I always wear my butterfly shell – even when I’m swimming or sleeping

I don’t hurt myself anymore

I believe in ghosts.”

It all started on the first day of the first year of secondary school for Marie. Starting secondary school can be a daunting time for most people. Even the ones that adjust well. It’s a time of big changes: a new school, new teachers, new friends…and new enemies. You’re no longer deemed a child but you don’t feel like an adult either.

At the same time she is dealing with a haunting presence at home. She finds a box full of letters from her mother to a baby sister who died before birth. Poor Marie is haunted by her cries at night.

The trouble starts with the stupid six, a group of self-proclaiming popular girls who decide what is and isn’t cool. They decide that Marie (or other Marie as they so lovingly call her) is unworthy of their company because she doesn’t have the right pencil case or a face full of makeup.

Against all the odds, she does manage to make a friend in the form of Stella, who’s also deemed an oddball and an outcast. I couldn’t help but love Stella. She has a tick similar to Brick in The Middle. She whispers the last word of every sentence. She is unphased by the stupid six and is a good friend to Marie through thick and thin.
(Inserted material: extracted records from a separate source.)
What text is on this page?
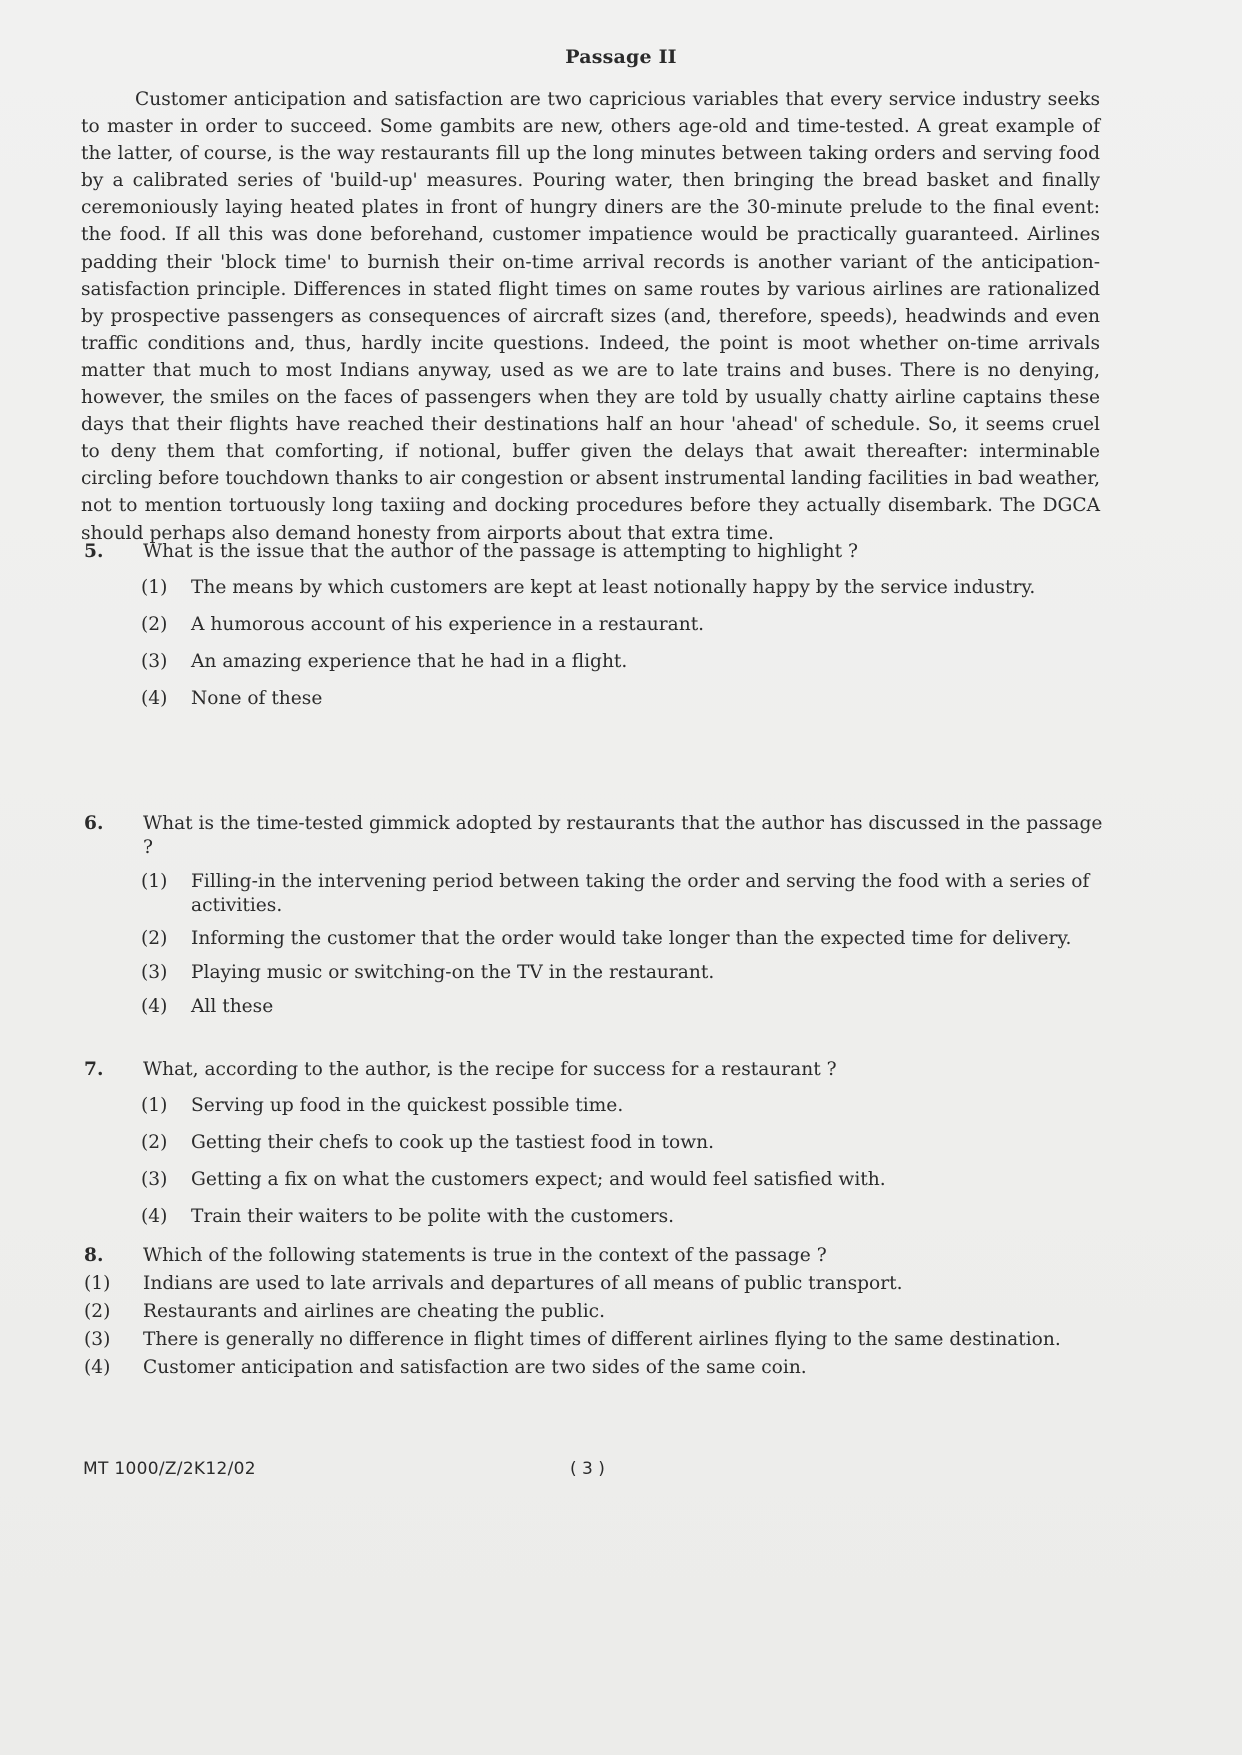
Passage II

Customer anticipation and satisfaction are two capricious variables that every service industry seeks to master in order to succeed. Some gambits are new, others age-old and time-tested. A great example of the latter, of course, is the way restaurants fill up the long minutes between taking orders and serving food by a calibrated series of 'build-up' measures. Pouring water, then bringing the bread basket and finally ceremoniously laying heated plates in front of hungry diners are the 30-minute prelude to the final event: the food. If all this was done beforehand, customer impatience would be practically guaranteed. Airlines padding their 'block time' to burnish their on-time arrival records is another variant of the anticipation-satisfaction principle. Differences in stated flight times on same routes by various airlines are rationalized by prospective passengers as consequences of aircraft sizes (and, therefore, speeds), headwinds and even traffic conditions and, thus, hardly incite questions. Indeed, the point is moot whether on-time arrivals matter that much to most Indians anyway, used as we are to late trains and buses. There is no denying, however, the smiles on the faces of passengers when they are told by usually chatty airline captains these days that their flights have reached their destinations half an hour 'ahead' of schedule. So, it seems cruel to deny them that comforting, if notional, buffer given the delays that await thereafter: interminable circling before touchdown thanks to air congestion or absent instrumental landing facilities in bad weather, not to mention tortuously long taxiing and docking procedures before they actually disembark. The DGCA should perhaps also demand honesty from airports about that extra time.

5.	What is the issue that the author of the passage is attempting to highlight ?
(1)	The means by which customers are kept at least notionally happy by the service industry.
(2)	A humorous account of his experience in a restaurant.
(3)	An amazing experience that he had in a flight.
(4)	None of these
6.	What is the time-tested gimmick adopted by restaurants that the author has discussed in the passage ?
(1)	Filling-in the intervening period between taking the order and serving the food with a series of activities.
(2)	Informing the customer that the order would take longer than the expected time for delivery.
(3)	Playing music or switching-on the TV in the restaurant.
(4)	All these
7.	What, according to the author, is the recipe for success for a restaurant ?
(1)	Serving up food in the quickest possible time.
(2)	Getting their chefs to cook up the tastiest food in town.
(3)	Getting a fix on what the customers expect; and would feel satisfied with.
(4)	Train their waiters to be polite with the customers.
8.	Which of the following statements is true in the context of the passage ?
(1)	Indians are used to late arrivals and departures of all means of public transport.
(2)	Restaurants and airlines are cheating the public.
(3)	There is generally no difference in flight times of different airlines flying to the same destination.
(4)	Customer anticipation and satisfaction are two sides of the same coin.
MT 1000/Z/2K12/02	( 3 )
A lot of common teenage themes appear in The Butterfly Shell: change, family, bullying and self-harm. It highlights the importance of friendship and more importantly, how we need to treasure these friendships. Marie’s treatment of Stella isn’t always ideal but Stella stuck by her anyway.

I would be a little hesitant to give this book to a really young reader because of the self-harm but that’s a story for another day.

The writing in The Butterfly Shell is a little unusual. It’s written from the perspective of a 12/13 year old so the sentences tend to be either stunted or overly long. It took a while to get used to but after that it really added to the overall effect.

The Butterfly Shell is a wonderful read. I shuddered as I remembered those anxiety ridden school days but I also smile in remembrance of those wonderful friends that helped make it easier. This is a book full of authentic and relatable characters.

I know this book is aimed at young teens but I’m nearer to thirty and I still enjoyed it. It would be a great book to read with a teen or pre-teen and then have a discussion about the issues raised.